Updating Your Home with an Eye for Future Sales

3 upgrades that are inexpensive but make a dramatic difference to the selling price

Whether your home is currently on the market or you are making plans for a future sale, upgrades that you make now can dramatically increase the value of your home. Long-lasting improvements that can be done inexpensively can pay for themselves many times over during the sale.

Improvements, not maintenance

A fresh coat of paint, fixing any broken windows or doors and making sure that the plumbing and electrical systems are up to code and working are maintenance issues. Prior to putting your house on the market, these issues need to be addressed and any deficiencies corrected. You won’t increase your selling price with maintenance.

To make your home more valuable, improvements to the house and property must appeal to your potential buyers and create an added value. Modernizing the kitchen, replacing old windows with modern, energy efficient ones and adding or upgrading a deck are just a couple examples of how you relatively inexpensive projects can improve the value of your home.

Kitchen modernization

In too many cases, we take the kitchens in our homes for granted. As long as the appliances work, they can be relied on without really being noticed. A refrigerator is a refrigerator no matter how new it is. If it keeps the contents cold, it works.

However, styles and functionality of appliances – as well as cabinets, pots, pans and utensils – do change over time. Even though these older appliances might work as well as the new ones, potential buyers will see the age of the appliances, and their lack of modern functions, as a negative.
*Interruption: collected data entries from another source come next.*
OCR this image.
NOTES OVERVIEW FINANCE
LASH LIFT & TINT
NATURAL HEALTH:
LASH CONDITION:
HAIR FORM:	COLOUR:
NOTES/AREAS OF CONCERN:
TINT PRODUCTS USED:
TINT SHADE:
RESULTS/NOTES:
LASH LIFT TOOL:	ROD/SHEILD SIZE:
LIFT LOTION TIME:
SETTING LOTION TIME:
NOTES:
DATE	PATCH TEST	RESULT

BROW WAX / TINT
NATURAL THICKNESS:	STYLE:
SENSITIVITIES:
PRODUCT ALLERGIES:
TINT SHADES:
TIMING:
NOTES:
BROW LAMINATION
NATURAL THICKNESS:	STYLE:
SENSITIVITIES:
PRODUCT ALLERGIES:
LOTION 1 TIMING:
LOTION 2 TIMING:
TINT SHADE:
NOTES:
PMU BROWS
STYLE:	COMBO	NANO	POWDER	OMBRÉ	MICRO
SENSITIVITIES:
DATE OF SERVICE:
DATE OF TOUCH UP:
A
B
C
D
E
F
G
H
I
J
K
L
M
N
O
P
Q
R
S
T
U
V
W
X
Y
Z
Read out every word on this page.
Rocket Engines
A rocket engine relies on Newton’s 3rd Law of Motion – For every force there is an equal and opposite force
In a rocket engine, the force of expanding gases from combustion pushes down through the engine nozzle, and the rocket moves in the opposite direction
Compared to the cost of a home, upgrading appliances or modernizing cabinets is a minimal expense that can reap large dividends when it comes time to sell your house.

Energy efficient windows and features

Although a twenty-year-old house is not particularly old, the innovations in energy efficient building and fixtures can make an enormous difference in the market price. Energy efficient windows and doors have become much more common and affordable over the last two decades. Building a home with these features has become standard and prospective home buyers will be looking for them.

Water efficient toilets, showers and sinks also fall into this category, as well as water heaters and central heat and air. As Americans become more conscious of the benefits of energy efficiency for the environment, as well as their monthly utility bills, it becomes more difficult to sell homes without these features.

Much like modernizing a kitchen, the cost of making your home energy efficient has gotten substantially less expensive over the last couple of decades.

Decks and patios

The major difference between a deck and a patio is the material used to construct it. A patio is usually made from concrete, bricks or stone while a deck is usually made from wood or composites, but they both have a similar function which is to extend the living space of a house and make it convenient and comfortable to spend time out of doors relaxing, entertaining or eating.

Generally, decks also have some sort of railing surrounding the space while most patios lack this feature. Popular cable railing is becoming more common on decks and will give this feature an added air of modernity lacking in older homes.

Putting it all together

Balancing actual cost versus potential gains can be difficult without a solid idea of where the housing market currently is and what trends are rising. The new home market has still not rebounded completely from the Great Recession during the early 2010s which gives current homeowners an incentive to keep their houses market ready.